Election ’10 11/7/10

Let me preface this discussion (okay, monologue) with some facts. First, yes, I am a liberal, socially and economically. I’ll try to keep unproven political theory to myself however. The other facts are evident. The Republicans control the House, Democrats control the Senate, and a Democrat is in the White House. This will all be true for the next two years, barring some form of zombie apocalypse.

First, the budget will not be balanced anytime soon. Republicans have vilified spending and promoted the idea of small government. They also want to make the Bush tax cuts permanent. While this ideal may be commendable to many who voted Republican, it simply won’t work. For starters, President Obama will veto any bill that extends the Bush tax cuts, as it will add $4 trillion to the national debt by 2020. If for whatever reason the bill passes, this would only exacerbate the national debt problem. Whether or not you believe tax cuts for the rich will help our economy, it seems unlikely that the country is ready to test that theory. Democrats may concede a small tax cut for the rich, but that’s it.

Reducing spending is another issue entirely. Nearly everyone agrees that curtailing spending is a good idea; certainly now there will be no further stimulus bills. However, cutting expenditures is different from denying new ones. I’m sure certain programs will be cut, but there doesn’t seem to be any consensus on what should be cut. Even if somehow Republicans agree on a significantly smaller budget, it still has to pass through the Senate and get President Obama’s signature on it. Again, this is very unlikely. The one additional problem is unemployment. Cutting federal spending will only expand the unemployment pool.
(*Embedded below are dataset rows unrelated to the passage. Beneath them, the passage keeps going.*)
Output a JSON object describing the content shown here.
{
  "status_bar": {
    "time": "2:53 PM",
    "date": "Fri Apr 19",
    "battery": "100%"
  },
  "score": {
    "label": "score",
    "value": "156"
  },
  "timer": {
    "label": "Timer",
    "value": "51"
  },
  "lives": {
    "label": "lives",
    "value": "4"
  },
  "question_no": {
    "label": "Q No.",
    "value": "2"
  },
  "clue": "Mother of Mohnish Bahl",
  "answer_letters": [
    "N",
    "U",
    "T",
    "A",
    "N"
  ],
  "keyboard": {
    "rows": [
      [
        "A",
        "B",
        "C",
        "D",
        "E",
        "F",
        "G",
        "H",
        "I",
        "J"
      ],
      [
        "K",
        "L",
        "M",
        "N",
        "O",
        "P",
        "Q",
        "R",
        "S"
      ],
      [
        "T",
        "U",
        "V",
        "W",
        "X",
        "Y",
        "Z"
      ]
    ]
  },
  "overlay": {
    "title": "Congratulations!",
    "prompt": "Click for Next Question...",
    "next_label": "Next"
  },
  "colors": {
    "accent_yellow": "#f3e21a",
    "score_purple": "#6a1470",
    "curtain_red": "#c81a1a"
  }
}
One of the biggest questions is what will happen to “Obamacare”? Those looking for it to be repealed will be sorely disappointed. It is one of Obama’s cornerstone achievements in office so far. He will veto a straight repeal of the bill, whether or not it turns out to be in the country’s best interest. However, Republicans excel at obstructionism. They will find a way to restrict funding to health care programs. What effect this has on health care in general remains to be seen.

So where does the country go from here? One thing is for sure: the economy will shrink. Americans will have a smaller and smaller share of the global economy due to the emergence of China and India. Unemployment will also remain at a high level, if not higher, for similar reasons. Labor is simply much cheaper there. Leading figures from either party who claim to have solutions to this are kidding themselves. If any significant legislation is passed in the next two years, it will be in response to problems yet to arise.

So what’s in store for 2012? At the congressional level, not much. Republicans won’t be able to play the anti-government card again, as they have a semblance of power in Congress. And as they probably won’t be able to set much of an agenda, I don’t see much of a gain for them. Democrats won’t see much either, unless they’re able to set a new course for their party’s direction. They need a new battle-cry to energize their base. As far as Obama goes, he may not be as popular as he once was, but does anyone see any Republicans tanking him on in a lengthy campaign?